All of these rights spell security. And after this war is won, we must be prepared to move forward in the implementation of these rights to new goals of happiness and well being. For unless there is security here and home, there cannot be lasting peace in the world.
So, if you have the right to a “useful and remunerative job,” then you have the right to an employer to provide it. If there’s a free-market agreement between you and the employer, you both benefit. But if the employer is coerced to provide for you, regardless of your skill or success in bringing profit to the employer, the government must enslave the employer in order to provide you with that “right.”

If you have the right, as a farmer, to raise and grow whatever you want, regardless of market supply and demand, and receive a particular government-set rate of return—even in a season when crops fail and the farmer provides nothing of value to society—then someone is going to be coerced into giving that farmer his “rightful” share, regardless of whether the farmer provides value.

The right to trade in a free market is a good idea; a monopoly is not a free-market idea. There are sensible laws to prevent monopolies from keeping supply and demand from working. However, if a company innovates and creates something new, they aren’t required to also create a competitor. They simply put their product out there and compete when/if a competitor shows up. So that one depends on whether government does its policing role to protect free trade, or steps in to pick winners and losers, which ends up actually interfering with free trade.

If every family has a “right” to a “decent” home, who buys it for the family that can’t afford it? And who decides what “decent” means? If everyone has the “right” to adequate medical care, who is coerced to provide it or pay for it? And who decides what “adequate” means? And while it sounds nice to allow everyone the “opportunity to achieve and enjoy good health,” who decides what the opportunity consists of? If illness or disabilities are preventing that person from enjoying good health, who is required to intervene and see to it that the person doesn’t have to suffer? And how, if a solution is unknown?

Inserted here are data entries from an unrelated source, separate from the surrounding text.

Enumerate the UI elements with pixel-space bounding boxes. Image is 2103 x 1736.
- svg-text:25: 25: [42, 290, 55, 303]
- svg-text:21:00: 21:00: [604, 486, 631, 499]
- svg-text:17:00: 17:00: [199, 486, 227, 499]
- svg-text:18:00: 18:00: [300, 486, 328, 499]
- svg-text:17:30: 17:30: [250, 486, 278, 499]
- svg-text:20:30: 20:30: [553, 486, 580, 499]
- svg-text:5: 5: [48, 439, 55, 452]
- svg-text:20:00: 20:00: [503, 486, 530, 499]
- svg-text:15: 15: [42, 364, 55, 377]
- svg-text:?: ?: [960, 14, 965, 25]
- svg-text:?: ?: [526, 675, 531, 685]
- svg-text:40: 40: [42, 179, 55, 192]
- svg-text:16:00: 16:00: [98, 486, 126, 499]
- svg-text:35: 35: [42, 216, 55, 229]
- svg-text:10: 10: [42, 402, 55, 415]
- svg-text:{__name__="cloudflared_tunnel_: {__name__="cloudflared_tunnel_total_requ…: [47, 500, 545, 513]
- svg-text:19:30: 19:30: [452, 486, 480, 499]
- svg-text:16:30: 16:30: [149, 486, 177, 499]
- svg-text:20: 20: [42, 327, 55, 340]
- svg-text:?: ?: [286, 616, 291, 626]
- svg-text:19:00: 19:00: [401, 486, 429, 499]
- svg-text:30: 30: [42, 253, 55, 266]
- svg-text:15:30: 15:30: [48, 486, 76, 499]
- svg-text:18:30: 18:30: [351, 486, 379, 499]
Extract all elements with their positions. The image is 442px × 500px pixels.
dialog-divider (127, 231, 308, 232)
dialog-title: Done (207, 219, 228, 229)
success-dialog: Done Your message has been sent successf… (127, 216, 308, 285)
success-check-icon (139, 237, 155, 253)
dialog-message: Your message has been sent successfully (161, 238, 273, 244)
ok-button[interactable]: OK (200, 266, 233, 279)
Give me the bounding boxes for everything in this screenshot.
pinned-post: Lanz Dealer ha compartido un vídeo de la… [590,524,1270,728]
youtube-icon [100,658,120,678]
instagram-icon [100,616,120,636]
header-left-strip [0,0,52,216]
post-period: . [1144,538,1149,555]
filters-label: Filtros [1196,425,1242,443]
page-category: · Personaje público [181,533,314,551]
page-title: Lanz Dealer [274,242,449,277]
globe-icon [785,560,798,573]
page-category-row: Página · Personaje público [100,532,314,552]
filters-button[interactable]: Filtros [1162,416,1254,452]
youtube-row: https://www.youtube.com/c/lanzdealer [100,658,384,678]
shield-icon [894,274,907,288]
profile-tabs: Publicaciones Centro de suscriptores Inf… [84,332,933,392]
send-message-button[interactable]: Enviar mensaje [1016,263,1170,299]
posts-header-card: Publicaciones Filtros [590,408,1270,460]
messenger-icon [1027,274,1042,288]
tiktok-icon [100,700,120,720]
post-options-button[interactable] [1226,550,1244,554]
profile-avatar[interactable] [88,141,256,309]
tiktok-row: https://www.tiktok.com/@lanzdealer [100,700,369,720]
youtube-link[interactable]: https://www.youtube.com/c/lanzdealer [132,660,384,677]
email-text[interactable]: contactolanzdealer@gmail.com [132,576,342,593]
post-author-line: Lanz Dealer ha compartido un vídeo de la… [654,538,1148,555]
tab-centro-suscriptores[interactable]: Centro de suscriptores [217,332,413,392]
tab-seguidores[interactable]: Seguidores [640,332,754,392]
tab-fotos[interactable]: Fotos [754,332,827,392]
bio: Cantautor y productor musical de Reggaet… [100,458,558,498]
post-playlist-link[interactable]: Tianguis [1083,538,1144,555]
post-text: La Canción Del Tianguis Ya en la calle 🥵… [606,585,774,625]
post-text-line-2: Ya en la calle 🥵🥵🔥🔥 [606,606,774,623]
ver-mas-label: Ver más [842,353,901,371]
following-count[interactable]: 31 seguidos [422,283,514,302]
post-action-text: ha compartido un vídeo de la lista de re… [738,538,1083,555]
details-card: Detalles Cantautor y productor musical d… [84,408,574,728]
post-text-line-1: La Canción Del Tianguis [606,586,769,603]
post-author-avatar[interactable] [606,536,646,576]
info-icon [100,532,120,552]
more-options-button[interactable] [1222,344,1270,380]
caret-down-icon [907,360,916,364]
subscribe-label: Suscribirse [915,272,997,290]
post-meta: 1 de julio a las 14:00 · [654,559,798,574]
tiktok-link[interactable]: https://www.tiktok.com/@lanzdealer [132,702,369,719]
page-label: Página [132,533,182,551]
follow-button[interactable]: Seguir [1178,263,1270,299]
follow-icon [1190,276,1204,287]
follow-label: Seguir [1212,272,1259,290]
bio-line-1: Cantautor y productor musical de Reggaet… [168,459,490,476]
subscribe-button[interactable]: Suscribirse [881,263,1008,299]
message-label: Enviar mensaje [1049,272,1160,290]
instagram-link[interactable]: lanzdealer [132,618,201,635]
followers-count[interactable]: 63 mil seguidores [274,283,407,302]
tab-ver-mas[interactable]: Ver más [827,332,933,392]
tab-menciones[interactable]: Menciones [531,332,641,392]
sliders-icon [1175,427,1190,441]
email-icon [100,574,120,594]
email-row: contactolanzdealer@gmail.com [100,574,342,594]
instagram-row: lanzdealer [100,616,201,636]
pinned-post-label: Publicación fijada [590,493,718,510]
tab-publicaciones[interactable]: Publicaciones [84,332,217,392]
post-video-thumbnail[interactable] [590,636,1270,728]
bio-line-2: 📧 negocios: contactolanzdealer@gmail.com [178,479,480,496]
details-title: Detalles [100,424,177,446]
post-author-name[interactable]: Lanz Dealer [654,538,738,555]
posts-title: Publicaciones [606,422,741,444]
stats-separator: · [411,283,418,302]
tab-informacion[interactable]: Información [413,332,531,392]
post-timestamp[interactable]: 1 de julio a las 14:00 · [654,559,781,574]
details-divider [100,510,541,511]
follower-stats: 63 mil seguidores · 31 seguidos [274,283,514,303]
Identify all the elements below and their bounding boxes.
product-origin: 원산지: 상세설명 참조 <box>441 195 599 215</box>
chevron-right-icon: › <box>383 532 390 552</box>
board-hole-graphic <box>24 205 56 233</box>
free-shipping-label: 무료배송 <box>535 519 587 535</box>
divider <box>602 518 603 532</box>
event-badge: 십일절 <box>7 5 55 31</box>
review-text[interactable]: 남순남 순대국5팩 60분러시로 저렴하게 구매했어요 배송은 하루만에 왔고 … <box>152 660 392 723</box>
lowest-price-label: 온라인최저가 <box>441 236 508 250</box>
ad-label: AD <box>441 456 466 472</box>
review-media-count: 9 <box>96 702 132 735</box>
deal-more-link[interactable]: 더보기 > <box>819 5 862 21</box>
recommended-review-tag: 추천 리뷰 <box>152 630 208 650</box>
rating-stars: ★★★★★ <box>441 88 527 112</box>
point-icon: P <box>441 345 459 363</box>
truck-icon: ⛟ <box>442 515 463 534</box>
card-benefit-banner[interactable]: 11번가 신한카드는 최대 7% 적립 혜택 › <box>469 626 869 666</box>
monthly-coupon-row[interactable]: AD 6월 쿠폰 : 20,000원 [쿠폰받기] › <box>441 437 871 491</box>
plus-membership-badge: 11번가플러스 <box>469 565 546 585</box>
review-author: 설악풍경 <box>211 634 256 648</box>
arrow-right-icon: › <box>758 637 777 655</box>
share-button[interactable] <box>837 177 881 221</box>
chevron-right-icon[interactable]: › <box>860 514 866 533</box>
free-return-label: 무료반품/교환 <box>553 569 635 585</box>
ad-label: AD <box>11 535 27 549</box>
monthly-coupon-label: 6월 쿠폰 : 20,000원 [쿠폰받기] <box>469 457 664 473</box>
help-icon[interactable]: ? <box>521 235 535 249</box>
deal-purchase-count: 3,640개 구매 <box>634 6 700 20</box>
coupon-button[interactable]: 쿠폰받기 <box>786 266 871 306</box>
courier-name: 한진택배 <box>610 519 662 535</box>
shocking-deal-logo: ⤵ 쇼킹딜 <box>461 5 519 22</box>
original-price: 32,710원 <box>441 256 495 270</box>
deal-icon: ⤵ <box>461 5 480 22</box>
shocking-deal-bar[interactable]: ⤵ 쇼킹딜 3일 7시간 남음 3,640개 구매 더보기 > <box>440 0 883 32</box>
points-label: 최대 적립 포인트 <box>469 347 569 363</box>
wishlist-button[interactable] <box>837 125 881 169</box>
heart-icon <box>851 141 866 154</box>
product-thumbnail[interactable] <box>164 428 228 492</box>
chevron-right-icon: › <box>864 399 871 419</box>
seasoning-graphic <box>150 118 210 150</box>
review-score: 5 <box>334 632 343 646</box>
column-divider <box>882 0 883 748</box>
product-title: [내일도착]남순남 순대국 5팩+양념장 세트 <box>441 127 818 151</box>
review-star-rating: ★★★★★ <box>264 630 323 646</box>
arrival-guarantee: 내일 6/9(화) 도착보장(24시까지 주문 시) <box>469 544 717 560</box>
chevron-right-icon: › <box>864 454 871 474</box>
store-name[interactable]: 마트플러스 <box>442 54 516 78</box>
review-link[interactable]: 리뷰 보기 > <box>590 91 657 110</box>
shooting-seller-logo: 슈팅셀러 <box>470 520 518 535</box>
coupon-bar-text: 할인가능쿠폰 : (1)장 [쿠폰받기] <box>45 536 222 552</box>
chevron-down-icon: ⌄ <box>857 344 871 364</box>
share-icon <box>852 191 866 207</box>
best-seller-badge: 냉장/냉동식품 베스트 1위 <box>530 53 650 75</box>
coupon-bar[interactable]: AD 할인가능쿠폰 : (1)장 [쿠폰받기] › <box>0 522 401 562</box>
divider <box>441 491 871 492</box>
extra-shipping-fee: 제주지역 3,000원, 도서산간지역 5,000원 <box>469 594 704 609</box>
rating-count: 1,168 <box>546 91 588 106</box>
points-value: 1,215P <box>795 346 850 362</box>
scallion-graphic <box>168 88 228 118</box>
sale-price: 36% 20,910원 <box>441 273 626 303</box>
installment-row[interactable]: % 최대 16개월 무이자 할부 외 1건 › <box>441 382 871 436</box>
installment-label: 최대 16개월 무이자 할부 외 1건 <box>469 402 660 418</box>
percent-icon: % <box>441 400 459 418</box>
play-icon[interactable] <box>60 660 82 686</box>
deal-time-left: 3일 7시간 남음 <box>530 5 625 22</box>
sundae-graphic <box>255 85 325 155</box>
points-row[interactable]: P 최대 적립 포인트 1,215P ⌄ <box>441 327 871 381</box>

If someone has the “right” to be free from financial worry in old age—whether or not they work and save, or have higher than normal health care costs because of inadequate self-care or just circumstances beyond their control—who must be coerced to provide for that person?

If a person has a “right” to a “good” education, shouldn’t teachers be providing that for free? Shouldn’t builders be building the necessary buildings for free? If so, who works for free to provide housing and food for the teachers and builders? And who gets to decide what qualifies as “good”?
While it sounds nice to “give” security to every citizen, a government isn’t God; and a government isn’t a wealth source. Government is power, and a cost. Everything government does is a cost to society. So anything it “provides” that costs money must be taken from someone who earned that money.

So let’s be clear: if government is “giving” us rights that we weren’t born with, government is coercing someone to work to provide for someone else it deems worthy. Government deprives Person A of his natural rights to life, liberty, and/or property in order to give the illusion it is providing the extra, “positive rights” for Person B. Whatever Person B feels, Person A rightly feels oppressed by that arrangement.
image found here


If we want people to have some basic shelter, food, health care, and education, there’s a way a free people can do that: charitable giving. Local charities and philanthropies are a lot better at identifying the best way to provide those things than governments can ever be. Then, a person decides when he can afford to offer from his surplus, and he can decide what conditions apply when he makes his donation.

We can do that with anything that is not a natural, God-given right, but is nice to have. We can accumulate enough to offer it freely to those who can’t manage to work their way out of their naked, impoverished, and inexperienced state. We can care about, and for, one another.

Government has no feelings. It is only coercion. That power should be limited to necessary protections of our life, liberty, and property.